On ne peut donc rester serein par rapport aux dérives possibles du marché du générique, et encore je n’aborde pas les cas survenus à l’étranger de lots retirés de certains produits en raison de dosages défectueux ou de fabrication défaillante…

Cela nous occasionnerait un mal de crâne épouvantable et il nous faudrait prendre rapidement de l’acide acilisali…., de l’acide acétasilaci…, de l’acide acétylsilila…., bon sang, de l’Aspirine quoi !

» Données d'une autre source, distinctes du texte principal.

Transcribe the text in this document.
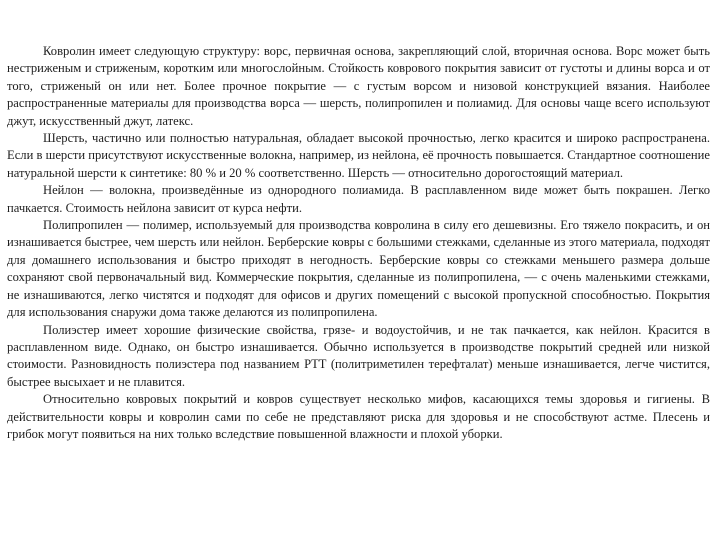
Ковролин имеет следующую структуру: ворс, первичная основа, закрепляющий слой, вторичная основа. Ворс может быть нестриженым и стриженым, коротким или многослойным. Стойкость коврового покрытия зависит от густоты и длины ворса и от того, стриженый он или нет. Более прочное покрытие — с густым ворсом и низовой конструкцией вязания. Наиболее распространенные материалы для производства ворса — шерсть, полипропилен и полиамид. Для основы чаще всего используют джут, искусственный джут, латекс.

Шерсть, частично или полностью натуральная, обладает высокой прочностью, легко красится и широко распространена. Если в шерсти присутствуют искусственные волокна, например, из нейлона, её прочность повышается. Стандартное соотношение натуральной шерсти к синтетике: 80 % и 20 % соответственно. Шерсть — относительно дорогостоящий материал.

Нейлон — волокна, произведённые из однородного полиамида. В расплавленном виде может быть покрашен. Легко пачкается. Стоимость нейлона зависит от курса нефти.

Полипропилен — полимер, используемый для производства ковролина в силу его дешевизны. Его тяжело покрасить, и он изнашивается быстрее, чем шерсть или нейлон. Берберские ковры с большими стежками, сделанные из этого материала, подходят для домашнего использования и быстро приходят в негодность. Берберские ковры со стежками меньшего размера дольше сохраняют свой первоначальный вид. Коммерческие покрытия, сделанные из полипропилена, — с очень маленькими стежками, не изнашиваются, легко чистятся и подходят для офисов и других помещений с высокой пропускной способностью. Покрытия для использования снаружи дома также делаются из полипропилена.

Полиэстер имеет хорошие физические свойства, грязе- и водоустойчив, и не так пачкается, как нейлон. Красится в расплавленном виде. Однако, он быстро изнашивается. Обычно используется в производстве покрытий средней или низкой стоимости. Разновидность полиэстера под названием PTT (политриметилен терефталат) меньше изнашивается, легче чистится, быстрее высыхает и не плавится.

Относительно ковровых покрытий и ковров существует несколько мифов, касающихся темы здоровья и гигиены. В действительности ковры и ковролин сами по себе не представляют риска для здоровья и не способствуют астме. Плесень и грибок могут появиться на них только вследствие повышенной влажности и плохой уборки.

(1) NDLA: Peu de temps après la rédaction de ce texte, le Sénat n'a finalement pas entériné le premier des deux amendements proposés par les députés, et comme de bien entendu, une commission paritaire se réunit, entre autres, pour statuer sur ce sujet.



NDLR : Cette lettre illustre l'article 18 de notre Charte d’Hippocrate.
Lien : http://www.exmed.org/archives08/circu532.html repris ci-dessous :

- 18°) Je conserverai  en mémoire l'obligation de surtout ne pas nuire aux malades et les limites de ma compétence que constitue l'état actuel de la science.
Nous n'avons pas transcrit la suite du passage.